On July 15, 1929, Kokshengsky District with the administrative center in the selo of Tarnogsky Gorodok was established as part of Vologda Okrug of Northern Krai. It included parts of the former area of Totemsky Uyezd. July 30, 1931 Kokshengsky District and the neighboring Sukhonsky District were abolished, and Nyuksensky District with the center in the selo of Nyuksenitsa was established. January 25, 1935 Tarnogsky District with the administrative center in Tarnogsky Gorodok was established from some areas formerly in Nyuksensky and Totemsky Districts.

==Economy==
===Industry===
The economy of the Tarnogsky Gorodok is based on timber industry.

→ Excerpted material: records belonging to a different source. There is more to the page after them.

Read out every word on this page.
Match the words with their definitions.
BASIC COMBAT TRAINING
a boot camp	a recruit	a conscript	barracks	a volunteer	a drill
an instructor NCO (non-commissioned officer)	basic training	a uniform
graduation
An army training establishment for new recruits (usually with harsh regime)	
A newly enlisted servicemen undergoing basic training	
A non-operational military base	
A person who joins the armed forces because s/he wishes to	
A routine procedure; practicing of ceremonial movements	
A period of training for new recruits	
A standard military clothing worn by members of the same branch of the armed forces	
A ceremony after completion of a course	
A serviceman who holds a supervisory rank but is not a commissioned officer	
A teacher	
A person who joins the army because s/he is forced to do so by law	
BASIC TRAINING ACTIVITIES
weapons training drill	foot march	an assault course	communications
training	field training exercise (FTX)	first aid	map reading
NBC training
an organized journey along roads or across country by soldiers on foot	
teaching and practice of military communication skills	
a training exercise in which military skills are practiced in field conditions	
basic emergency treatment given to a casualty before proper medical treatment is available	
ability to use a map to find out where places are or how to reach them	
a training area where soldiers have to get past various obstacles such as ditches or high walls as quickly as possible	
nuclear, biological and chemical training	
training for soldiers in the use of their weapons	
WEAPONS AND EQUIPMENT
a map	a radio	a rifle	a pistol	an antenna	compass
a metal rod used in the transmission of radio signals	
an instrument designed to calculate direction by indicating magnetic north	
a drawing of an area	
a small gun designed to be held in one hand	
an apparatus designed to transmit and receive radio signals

Food industry is also present, in particular, there is a butter factory.

===Transportation===
Tarnogsky Gorodok is on the paved road connecting Oktyabrsky in Arkhangelsk Oblast in the north with Totma in the south and Veliky Ustyug in the east. There also local roads. There is regular passenger bus service originating from Tarnogsky Gorodok.

Tarnogsky Gorodok was served by the Tarnogsky Gorodok Airport, which is currently defunct.

==Culture and recreation==
Tarnogsky Gorodok hosts the Museum of Traditional Folk Culture. The ethnographic department of the museum is located in the selo of Zarechye. Chastushka, a local dittie (fast folksong).

The regional newspaper, Kokshenga, is published in Tarnogsky Gorodok.